Foi há dez anos que Maria Luís Albuquerque, então ministra do governo de Passos Coelho (PSD/CDS), afirmou que “é honesto dizer aos portugueses que vai ser preciso fazer alguma coisa sobre as pensões para garantir a sustentabilidade da Segurança Social”. E concretizava: “E essa alguma coisa pode passar, se for essa a opção, por alguma redução mesmo nos atuais pensionistas”. Estávamos em maio de 2015 e meses depois os eleitores escolheram outra opção, dando uma maioria parlamentar à esquerda apesar de a AD de então, chamada PàF, ter sido a coligação mais votada. Nos anos seguintes as pensões não foram cortadas e recuperaram poder de compra.
Dez anos depois, Maria Luís Albuquerque foi indicada pelo governo da AD para comissária europeia e tem a pasta responsável pelos Serviços Financeiros e pela União da Poupança e dos Investimentos. Foi nessa qualidade que interveio na semana passada num dos encontros do poderoso lóbi da indústria financeira Eurofi, que junta os maiores bancos, seguradoras, auditoras e fundos do mundo, incluindo a Goldman Sachs, JP Morgan, Blackrock, mas também a Google, Amazon e as principais infraestruturas bolsistas. A organização reúne duas vezes por ano, à margem dos encontros informais do Ecofin, onde têm assento os ministros da Economia e Finanças dos países da UE. As reuniões são fechadas aos jornalistas mas os responsáveis públicos divulgam a sua intervenção nos respetivos sites institucionais.
No seu discurso, Maria Luís Albuquerque começou por dizer que os membros do Eurofi e a atual Comissão Europeia têm objetivos comuns e prometeu em seguida facilitar a aplicação das poupanças dos europeus na bolsa através de incentivos fiscais, lembrando que os europeus “estão entre os maiores aforradores do mundo”, mas têm mais de 10 biliões de euros “a repousar em depósitos de baixo rendimento” em vez de colocados no capital das empresas.
E entre as empresas onde a comissária quer ver entrar dinheiro dos aforradores está a indústria de armamento, agora acrescentada por Bruxelas com prioridade acrescida às áreas da transição climática e digital. E é aqui que entram, no plano de Albuquerque, as pensões dos reformados europeus. “Apresentaremos uma recomendação para promover a inscrição automática nos regimes de pensões profissionais e procederemos à revisão das nossas leis em vigor em matéria de pensões, a fim de as tornar mais atraentes e eficientes” para os mercados financeiros, prometeu Albuquerque.

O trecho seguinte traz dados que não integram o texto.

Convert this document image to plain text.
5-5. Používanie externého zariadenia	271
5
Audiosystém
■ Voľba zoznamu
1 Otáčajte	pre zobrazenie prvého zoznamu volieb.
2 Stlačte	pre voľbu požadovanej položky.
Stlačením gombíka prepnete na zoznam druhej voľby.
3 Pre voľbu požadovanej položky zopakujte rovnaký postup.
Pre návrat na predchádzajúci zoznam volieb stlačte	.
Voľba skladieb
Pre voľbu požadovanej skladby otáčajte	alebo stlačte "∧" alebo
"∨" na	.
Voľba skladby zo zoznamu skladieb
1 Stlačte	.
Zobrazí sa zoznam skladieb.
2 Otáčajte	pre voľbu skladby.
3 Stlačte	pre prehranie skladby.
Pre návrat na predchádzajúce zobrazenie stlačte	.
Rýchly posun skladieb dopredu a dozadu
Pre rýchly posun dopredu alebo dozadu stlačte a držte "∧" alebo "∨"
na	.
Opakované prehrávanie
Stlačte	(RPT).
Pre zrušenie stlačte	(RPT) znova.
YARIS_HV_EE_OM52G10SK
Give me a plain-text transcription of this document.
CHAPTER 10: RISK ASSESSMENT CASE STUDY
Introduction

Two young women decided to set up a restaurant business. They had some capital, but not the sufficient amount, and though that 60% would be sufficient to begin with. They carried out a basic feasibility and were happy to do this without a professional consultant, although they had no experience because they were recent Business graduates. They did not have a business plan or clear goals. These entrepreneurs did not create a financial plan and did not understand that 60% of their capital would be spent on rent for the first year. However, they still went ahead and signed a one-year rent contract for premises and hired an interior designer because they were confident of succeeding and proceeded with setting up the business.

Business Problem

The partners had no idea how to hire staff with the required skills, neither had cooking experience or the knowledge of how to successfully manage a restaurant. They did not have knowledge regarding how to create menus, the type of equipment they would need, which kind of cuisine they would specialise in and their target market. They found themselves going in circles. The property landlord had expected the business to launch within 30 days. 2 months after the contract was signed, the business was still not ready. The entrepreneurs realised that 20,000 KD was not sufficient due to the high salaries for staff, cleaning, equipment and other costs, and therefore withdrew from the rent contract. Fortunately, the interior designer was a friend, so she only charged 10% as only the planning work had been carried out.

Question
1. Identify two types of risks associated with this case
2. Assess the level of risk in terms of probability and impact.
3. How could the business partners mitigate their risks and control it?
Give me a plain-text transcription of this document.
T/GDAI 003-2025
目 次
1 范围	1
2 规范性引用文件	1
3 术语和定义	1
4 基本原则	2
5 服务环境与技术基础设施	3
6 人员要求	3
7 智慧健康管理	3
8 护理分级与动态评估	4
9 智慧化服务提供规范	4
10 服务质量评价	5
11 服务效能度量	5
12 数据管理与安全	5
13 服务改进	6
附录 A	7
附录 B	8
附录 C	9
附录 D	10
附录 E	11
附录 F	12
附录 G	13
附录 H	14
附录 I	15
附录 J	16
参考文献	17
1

Em seguida, apontou o setor da defesa como uma “prioridade óbvia”, como sublinhado no plano “Rearmar a Europa”, para defender que “temos de desbloquear o acesso ao financiamento privado para estas empresas, e os bancos e os investidores institucionais devem também considerar a possibilidade de investir no sector da defesa”.
Esse investimento na indústria do armamento passa também pelo dinheiro dos pensionistas, apontou Albuquerque, dando como exemplo os fundos de pensões dos Países Baixos que começam a ser atraídos pela rentabilidade acionista dessas empresas. Outros exemplos desta mudança de atitude elencados pela comissária foram o debate entre alguns partidos noruegueses para permitir que o fundo soberano das receitas do petróleo possa vir também a investir em armas ou a criação do primeiro fundo de índices cotados (ETF) cujo valor transacionado segue o da evolução do setor de defesa europeu.
“A realidade atual é que a defesa é um bem público fundamental - hoje mais do que nunca. E há uma clara motivação económica para investir na defesa, investir na nossa segurança coletiva”, prosseguiu Maria Luís Albuquerque, garantindo que “o quadro de financiamento sustentável da UE é totalmente coerente com os esforços da UE para melhorar o acesso da indústria da defesa ao financiamento e ao investimento”.